Seal Morning by Rowena Farre


I borrowed this handsom first edition from my mother in law, who was given it on her birthday by her brother Peter on 14th April 1958.
Published two years before Gavin Maxwell's more famous Ring of Bright Water it too has been made into a film. It would be really interesting to know if Maxwell had read it.

It has much in common with Out of the Wild by Mike Tomkies, in that they both are set in the most isolated parts of Scotland, and both are a series of tales about the authors interactions with wild, normally injured, animals. Tomkies' book has photographs and he lives alone, as a grown man.

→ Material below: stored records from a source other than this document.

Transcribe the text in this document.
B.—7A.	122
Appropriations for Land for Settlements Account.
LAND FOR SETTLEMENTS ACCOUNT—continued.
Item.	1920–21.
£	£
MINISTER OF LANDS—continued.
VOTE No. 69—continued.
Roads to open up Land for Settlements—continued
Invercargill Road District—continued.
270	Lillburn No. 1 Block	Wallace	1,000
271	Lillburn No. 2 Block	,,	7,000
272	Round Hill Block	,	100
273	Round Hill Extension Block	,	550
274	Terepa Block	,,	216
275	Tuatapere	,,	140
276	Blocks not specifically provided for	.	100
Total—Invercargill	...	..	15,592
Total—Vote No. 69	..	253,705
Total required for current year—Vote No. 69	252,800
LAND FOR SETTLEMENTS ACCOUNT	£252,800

Seal Morning is the story of a girl's childhood, from ten to seventeen, with her aunt; her morning. The majority of this time she has a Common Seal as a pet, but also a pair of otters, a pair of squirrels and a rat. I am not sure how much scrutiny the book bares - surely a rat who lived with otters would not die of natural causes? do otters not have a mechanism to block incestuous pair bonds? even in the fifties surely you could not just take a ten year old into the wilds for seven years? these points aside it is a delightful read, and highlights how much we have changed in half a century. The thing, as a parent, that I find shocking is that a child had been sent from India at age seven, not to see her parents again for ten years.

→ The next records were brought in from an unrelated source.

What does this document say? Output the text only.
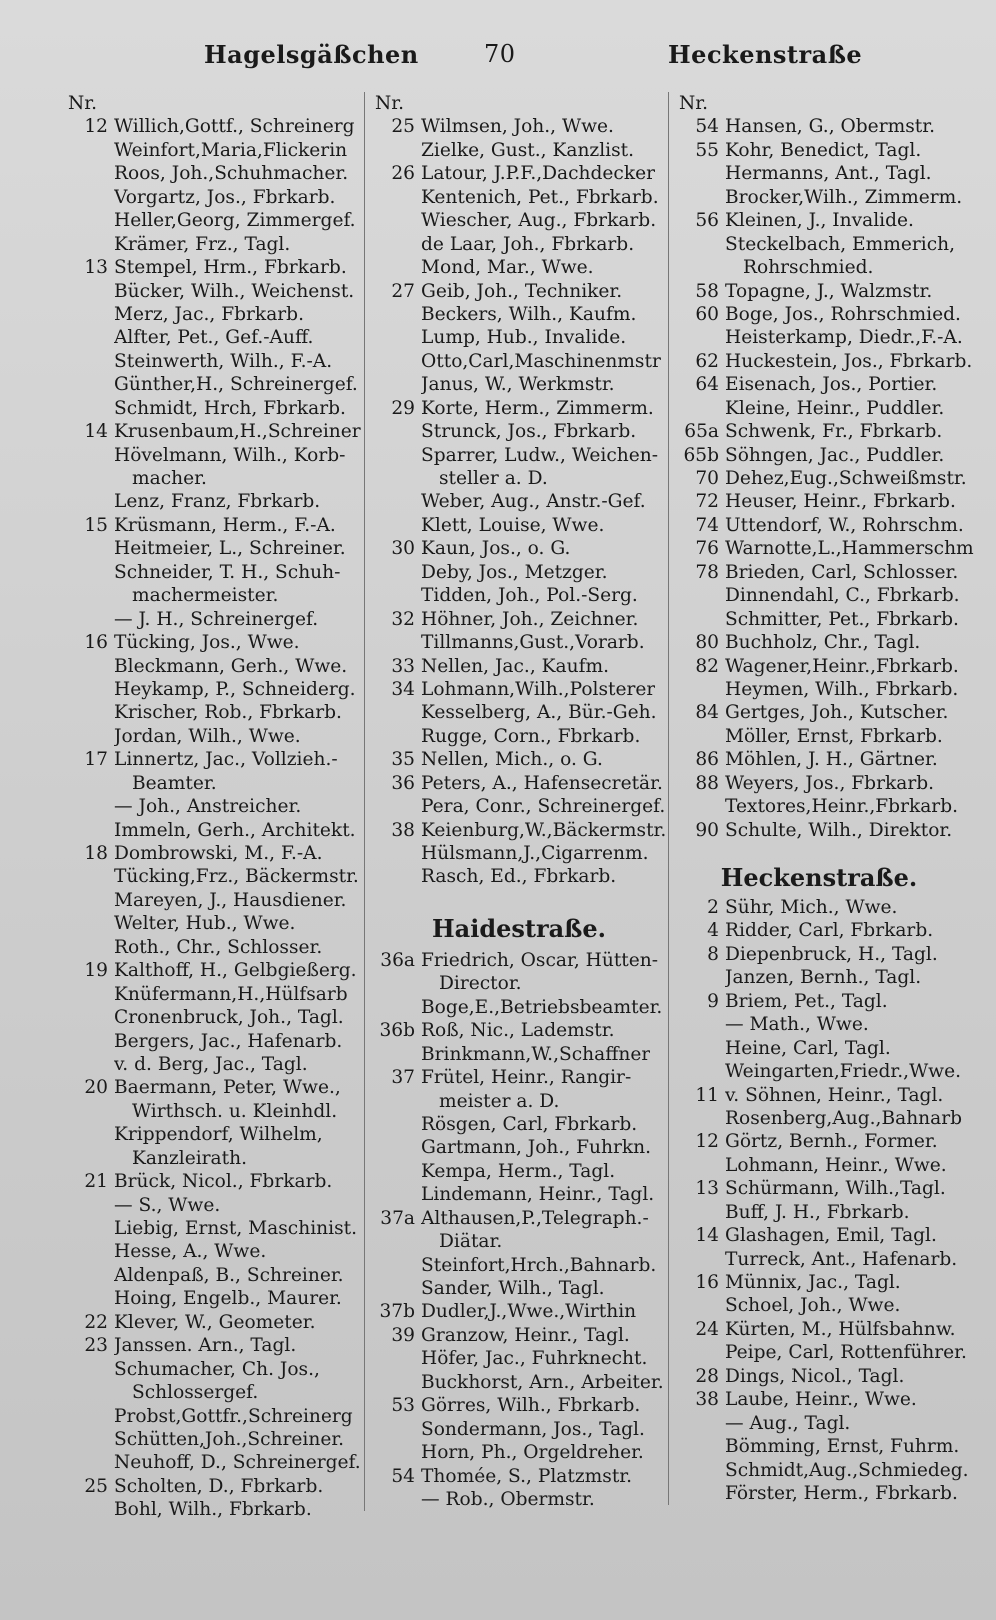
Hagelsgäßchen	70	Heckenstraße
Nr.
12 Willich,Gottf., Schreinerg
Weinfort,Maria,Flickerin
Roos, Joh.,Schuhmacher.
Vorgartz, Jos., Fbrkarb.
Heller,Georg, Zimmergef.
Krämer, Frz., Tagl.
13 Stempel, Hrm., Fbrkarb.
Bücker, Wilh., Weichenst.
Merz, Jac., Fbrkarb.
Alfter, Pet., Gef.-Auff.
Steinwerth, Wilh., F.-A.
Günther,H., Schreinergef.
Schmidt, Hrch, Fbrkarb.
14 Krusenbaum,H.,Schreiner
Hövelmann, Wilh., Korb-
macher.
Lenz, Franz, Fbrkarb.
15 Krüsmann, Herm., F.-A.
Heitmeier, L., Schreiner.
Schneider, T. H., Schuh-
machermeister.
— J. H., Schreinergef.
16 Tücking, Jos., Wwe.
Bleckmann, Gerh., Wwe.
Heykamp, P., Schneiderg.
Krischer, Rob., Fbrkarb.
Jordan, Wilh., Wwe.
17 Linnertz, Jac., Vollzieh.-
Beamter.
— Joh., Anstreicher.
Immeln, Gerh., Architekt.
18 Dombrowski, M., F.-A.
Tücking,Frz., Bäckermstr.
Mareyen, J., Hausdiener.
Welter, Hub., Wwe.
Roth., Chr., Schlosser.
19 Kalthoff, H., Gelbgießerg.
Knüfermann,H.,Hülfsarb
Cronenbruck, Joh., Tagl.
Bergers, Jac., Hafenarb.
v. d. Berg, Jac., Tagl.
20 Baermann, Peter, Wwe.,
Wirthsch. u. Kleinhdl.
Krippendorf, Wilhelm,
Kanzleirath.
21 Brück, Nicol., Fbrkarb.
— S., Wwe.
Liebig, Ernst, Maschinist.
Hesse, A., Wwe.
Aldenpaß, B., Schreiner.
Hoing, Engelb., Maurer.
22 Klever, W., Geometer.
23 Janssen. Arn., Tagl.
Schumacher, Ch. Jos.,
Schlossergef.
Probst,Gottfr.,Schreinerg
Schütten,Joh.,Schreiner.
Neuhoff, D., Schreinergef.
25 Scholten, D., Fbrkarb.
Bohl, Wilh., Fbrkarb.
Nr.
25 Wilmsen, Joh., Wwe.
Zielke, Gust., Kanzlist.
26 Latour, J.P.F.,Dachdecker
Kentenich, Pet., Fbrkarb.
Wiescher, Aug., Fbrkarb.
de Laar, Joh., Fbrkarb.
Mond, Mar., Wwe.
27 Geib, Joh., Techniker.
Beckers, Wilh., Kaufm.
Lump, Hub., Invalide.
Otto,Carl,Maschinenmstr
Janus, W., Werkmstr.
29 Korte, Herm., Zimmerm.
Strunck, Jos., Fbrkarb.
Sparrer, Ludw., Weichen-
steller a. D.
Weber, Aug., Anstr.-Gef.
Klett, Louise, Wwe.
30 Kaun, Jos., o. G.
Deby, Jos., Metzger.
Tidden, Joh., Pol.-Serg.
32 Höhner, Joh., Zeichner.
Tillmanns,Gust.,Vorarb.
33 Nellen, Jac., Kaufm.
34 Lohmann,Wilh.,Polsterer
Kesselberg, A., Bür.-Geh.
Rugge, Corn., Fbrkarb.
35 Nellen, Mich., o. G.
36 Peters, A., Hafensecretär.
Pera, Conr., Schreinergef.
38 Keienburg,W.,Bäckermstr.
Hülsmann,J.,Cigarrenm.
Rasch, Ed., Fbrkarb.
Haidestraße.
36a Friedrich, Oscar, Hütten-
Director.
Boge,E.,Betriebsbeamter.
36b Roß, Nic., Lademstr.
Brinkmann,W.,Schaffner
37 Frütel, Heinr., Rangir-
meister a. D.
Rösgen, Carl, Fbrkarb.
Gartmann, Joh., Fuhrkn.
Kempa, Herm., Tagl.
Lindemann, Heinr., Tagl.
37a Althausen,P.,Telegraph.-
Diätar.
Steinfort,Hrch.,Bahnarb.
Sander, Wilh., Tagl.
37b Dudler,J.,Wwe.,Wirthin
39 Granzow, Heinr., Tagl.
Höfer, Jac., Fuhrknecht.
Buckhorst, Arn., Arbeiter.
53 Görres, Wilh., Fbrkarb.
Sondermann, Jos., Tagl.
Horn, Ph., Orgeldreher.
54 Thomée, S., Platzmstr.
— Rob., Obermstr.
Nr.
54 Hansen, G., Obermstr.
55 Kohr, Benedict, Tagl.
Hermanns, Ant., Tagl.
Brocker,Wilh., Zimmerm.
56 Kleinen, J., Invalide.
Steckelbach, Emmerich,
Rohrschmied.
58 Topagne, J., Walzmstr.
60 Boge, Jos., Rohrschmied.
Heisterkamp, Diedr.,F.-A.
62 Huckestein, Jos., Fbrkarb.
64 Eisenach, Jos., Portier.
Kleine, Heinr., Puddler.
65a Schwenk, Fr., Fbrkarb.
65b Söhngen, Jac., Puddler.
70 Dehez,Eug.,Schweißmstr.
72 Heuser, Heinr., Fbrkarb.
74 Uttendorf, W., Rohrschm.
76 Warnotte,L.,Hammerschm
78 Brieden, Carl, Schlosser.
Dinnendahl, C., Fbrkarb.
Schmitter, Pet., Fbrkarb.
80 Buchholz, Chr., Tagl.
82 Wagener,Heinr.,Fbrkarb.
Heymen, Wilh., Fbrkarb.
84 Gertges, Joh., Kutscher.
Möller, Ernst, Fbrkarb.
86 Möhlen, J. H., Gärtner.
88 Weyers, Jos., Fbrkarb.
Textores,Heinr.,Fbrkarb.
90 Schulte, Wilh., Direktor.
Heckenstraße.
2 Sühr, Mich., Wwe.
4 Ridder, Carl, Fbrkarb.
8 Diepenbruck, H., Tagl.
Janzen, Bernh., Tagl.
9 Briem, Pet., Tagl.
— Math., Wwe.
Heine, Carl, Tagl.
Weingarten,Friedr.,Wwe.
11 v. Söhnen, Heinr., Tagl.
Rosenberg,Aug.,Bahnarb
12 Görtz, Bernh., Former.
Lohmann, Heinr., Wwe.
13 Schürmann, Wilh.,Tagl.
Buff, J. H., Fbrkarb.
14 Glashagen, Emil, Tagl.
Turreck, Ant., Hafenarb.
16 Münnix, Jac., Tagl.
Schoel, Joh., Wwe.
24 Kürten, M., Hülfsbahnw.
Peipe, Carl, Rottenführer.
28 Dings, Nicol., Tagl.
38 Laube, Heinr., Wwe.
— Aug., Tagl.
Bömming, Ernst, Fuhrm.
Schmidt,Aug.,Schmiedeg.
Förster, Herm., Fbrkarb.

What is impressive is the dedication to reading, music and the outdoors which enables two people to be a sufficiency to each other. Also notable is the postal delivery service where the postman walks the extra four mile round trip twice a week to deliver the mail in person for the sake of a cup of tea. It is also interesting to read about a period of time when the fight to outlaw gin traps and bird nesting was still ongoing.

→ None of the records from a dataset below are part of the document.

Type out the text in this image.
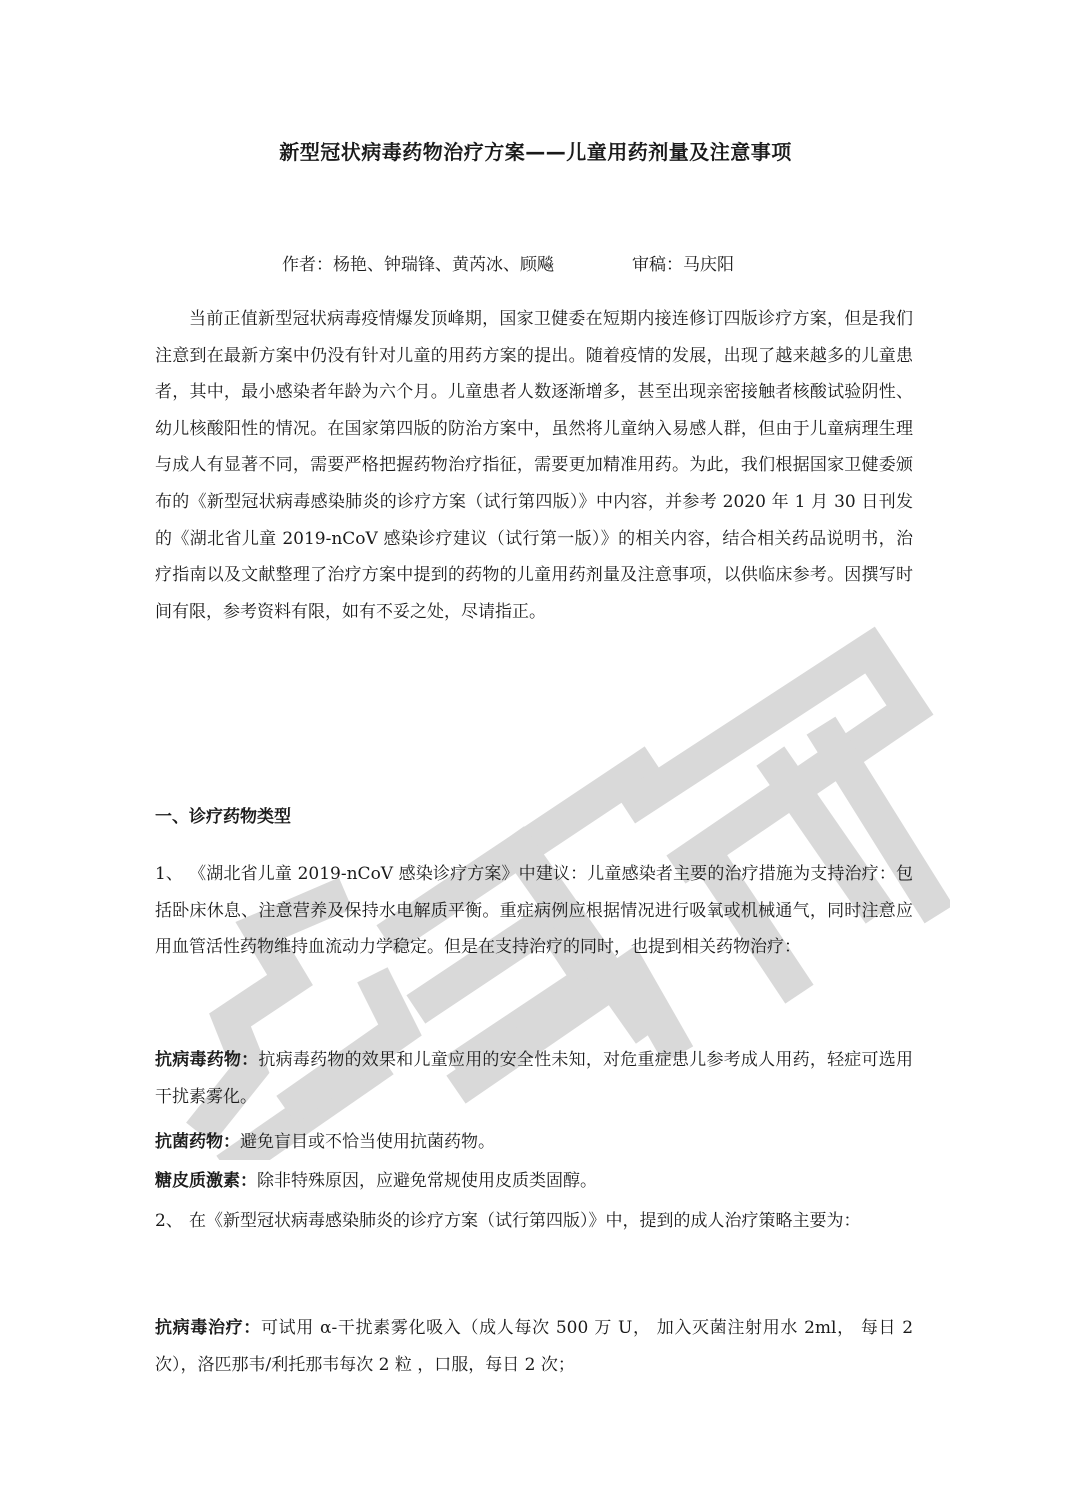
新型冠状病毒药物治疗方案——儿童用药剂量及注意事项
作者：杨艳、钟瑞锋、黄芮冰、顾飚	审稿：马庆阳

当前正值新型冠状病毒疫情爆发顶峰期，国家卫健委在短期内接连修订四版诊疗方案，但是我们注意到在最新方案中仍没有针对儿童的用药方案的提出。随着疫情的发展，出现了越来越多的儿童患者，其中，最小感染者年龄为六个月。儿童患者人数逐渐增多，甚至出现亲密接触者核酸试验阴性、幼儿核酸阳性的情况。在国家第四版的防治方案中，虽然将儿童纳入易感人群，但由于儿童病理生理与成人有显著不同，需要严格把握药物治疗指征，需要更加精准用药。为此，我们根据国家卫健委颁布的《新型冠状病毒感染肺炎的诊疗方案（试行第四版）》中内容，并参考 2020 年 1 月 30 日刊发的《湖北省儿童 2019-nCoV 感染诊疗建议（试行第一版）》的相关内容，结合相关药品说明书，治疗指南以及文献整理了治疗方案中提到的药物的儿童用药剂量及注意事项，以供临床参考。因撰写时间有限，参考资料有限，如有不妥之处，尽请指正。

一、诊疗药物类型

1、 《湖北省儿童 2019-nCoV 感染诊疗方案》中建议：儿童感染者主要的治疗措施为支持治疗：包括卧床休息、注意营养及保持水电解质平衡。重症病例应根据情况进行吸氧或机械通气，同时注意应用血管活性药物维持血流动力学稳定。但是在支持治疗的同时，也提到相关药物治疗：

抗病毒药物：抗病毒药物的效果和儿童应用的安全性未知，对危重症患儿参考成人用药，轻症可选用干扰素雾化。

抗菌药物：避免盲目或不恰当使用抗菌药物。

糖皮质激素：除非特殊原因，应避免常规使用皮质类固醇。

2、 在《新型冠状病毒感染肺炎的诊疗方案（试行第四版）》中，提到的成人治疗策略主要为：

抗病毒治疗：可试用 α-干扰素雾化吸入（成人每次 500 万 U， 加入灭菌注射用水 2ml， 每日 2 次），洛匹那韦/利托那韦每次 2 粒 ，口服，每日 2 次；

Lastly I want to mention the recipe for Lambs Wool: the insides of a baked cooking apple whisked in hot milk with sugar and wine (or beer) added to taste.

Wildwood - A journey through trees


Wildwood A Journey Through Trees by Roger Deakin

I was given this book by friends for my fiftieth birthday, so made an uncharacteristic effort to read it; it was well worth the effort.

By the end of the book I found myself in tune with Roger Deakin, who lived my part-time passion for wood, trees, wildlife and trees.

Whilst his chainsaw installation artists were a little hard to take, indeed his artist friends were all from a different universe to mine, his travels in Kazakhstan, Australia and Kyrgyzstan were a delight.

The sections on natural history and the Engish countryside were well informed and informing.

I will probably read again and again, and have recommended to friends and even bought a copy as a birthday present.


He speculates that the evolutionary pressure on trees such as Ash to be respond well to coppicing was from extinct megaforna such as mammoths and mastadons. Which reminded me of my own musings on the reason that Oak dies back in the way it does. The picture is of a scrubby Cornish oak, the sharp, triangular section die-back is no deterrent to a modern, small, browser such as a Row Deer, but might put a mammoth off knocking the tree down accidentally.